Marie-Noëlle Lötscher enseigne depuis 1979. Elle change de niveau en 2013 pour s’occuper d’une classe enfantine (1-2P) après avoir enseigné de longues années en 3 4P.Dans sa carrière, elle a été confrontée plusieurs fois au deuil: deux suicides de papa d’élèves et le décès par maladie (cancer) d’un camarade de la classe parallèle qu’une partie de ses élèves avait côtoyé. Ce dernier évènement a été plus difficile à gérer au niveau émotionnel que les deux premiers. L’enfant décédé avait 7 ans ce qui a généré beaucoup d’angoisse auprès des élèves de sa classe. Dans sa vie privée, elle a accompagné son père dans ses derniers jours quand celui-ci avait émis le désir de mourir à la maison.
Sabrina Meylan enseigne en 5-6P depuis 2000. Elle observe que ses élèves parlent volontiers des deuils qu’ils vivent (la mort d’un papa, d’un grand-parent, d’un animal, d’un proche,…).

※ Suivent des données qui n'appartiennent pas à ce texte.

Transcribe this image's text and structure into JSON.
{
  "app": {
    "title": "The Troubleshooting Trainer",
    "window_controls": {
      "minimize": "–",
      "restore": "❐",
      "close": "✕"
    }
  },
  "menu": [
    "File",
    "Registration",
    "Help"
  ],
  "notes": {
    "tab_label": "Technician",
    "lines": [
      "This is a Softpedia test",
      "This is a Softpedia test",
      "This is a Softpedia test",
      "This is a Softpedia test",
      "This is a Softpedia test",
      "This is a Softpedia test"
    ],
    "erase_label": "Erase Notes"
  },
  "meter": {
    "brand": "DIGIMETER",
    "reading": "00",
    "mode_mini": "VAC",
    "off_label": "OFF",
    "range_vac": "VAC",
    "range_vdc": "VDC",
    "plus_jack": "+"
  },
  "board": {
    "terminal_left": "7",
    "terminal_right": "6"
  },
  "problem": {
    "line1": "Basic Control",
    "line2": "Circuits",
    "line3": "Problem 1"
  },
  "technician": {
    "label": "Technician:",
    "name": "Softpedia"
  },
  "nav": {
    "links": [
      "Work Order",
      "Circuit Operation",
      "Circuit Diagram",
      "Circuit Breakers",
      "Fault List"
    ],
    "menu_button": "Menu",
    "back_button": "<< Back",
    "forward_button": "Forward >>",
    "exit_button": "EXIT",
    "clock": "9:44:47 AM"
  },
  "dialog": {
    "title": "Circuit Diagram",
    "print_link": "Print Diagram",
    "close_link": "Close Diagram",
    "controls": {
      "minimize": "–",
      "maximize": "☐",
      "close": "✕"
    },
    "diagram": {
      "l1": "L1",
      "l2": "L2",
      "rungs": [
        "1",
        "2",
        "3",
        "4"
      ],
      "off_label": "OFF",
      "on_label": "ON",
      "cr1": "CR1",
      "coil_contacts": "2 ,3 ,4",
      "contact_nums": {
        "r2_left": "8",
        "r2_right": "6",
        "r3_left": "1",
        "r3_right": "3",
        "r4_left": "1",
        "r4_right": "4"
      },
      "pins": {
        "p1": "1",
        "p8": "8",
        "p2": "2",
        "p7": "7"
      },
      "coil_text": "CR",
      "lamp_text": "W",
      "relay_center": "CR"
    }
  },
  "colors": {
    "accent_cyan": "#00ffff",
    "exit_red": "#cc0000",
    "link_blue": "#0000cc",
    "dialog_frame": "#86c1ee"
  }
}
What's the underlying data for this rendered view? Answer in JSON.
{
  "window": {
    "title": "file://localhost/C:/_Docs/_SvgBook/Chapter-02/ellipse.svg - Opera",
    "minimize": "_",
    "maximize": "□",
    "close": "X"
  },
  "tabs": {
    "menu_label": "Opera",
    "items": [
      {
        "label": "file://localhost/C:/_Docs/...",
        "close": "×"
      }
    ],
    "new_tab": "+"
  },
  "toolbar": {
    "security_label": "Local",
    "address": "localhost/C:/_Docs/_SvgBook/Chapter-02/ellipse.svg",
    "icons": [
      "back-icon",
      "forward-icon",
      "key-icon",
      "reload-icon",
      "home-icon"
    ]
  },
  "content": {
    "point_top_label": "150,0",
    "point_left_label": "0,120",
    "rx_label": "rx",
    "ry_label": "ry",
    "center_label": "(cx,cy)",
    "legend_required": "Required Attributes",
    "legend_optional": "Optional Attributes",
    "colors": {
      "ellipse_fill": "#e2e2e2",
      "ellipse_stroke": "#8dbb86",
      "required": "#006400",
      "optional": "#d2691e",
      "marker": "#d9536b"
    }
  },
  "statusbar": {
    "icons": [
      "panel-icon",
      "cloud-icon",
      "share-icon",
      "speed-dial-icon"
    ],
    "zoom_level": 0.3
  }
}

En 2009, elle a été confrontée au décès d’une ancienne élève avec qui elle avait gardé contact et qui a perdu la vie dans un accident de la route. En 2010, elle a suivi une formation CARITAS « Accompagnement à la vie ». Elle est bénévole dans cette association. Elle effectue régulièrement des accompagnements de personnes âgées ou de jeunes en fin de vie. Elle a aussi participé à un stage auprès d’enfants malades en février 2014 à l’école du CHUV. Du point de vue personnel, elle a perdu un ami proche lors d’un accident de voiture et entretient, à présent, des relations d’amitié avec ses parents.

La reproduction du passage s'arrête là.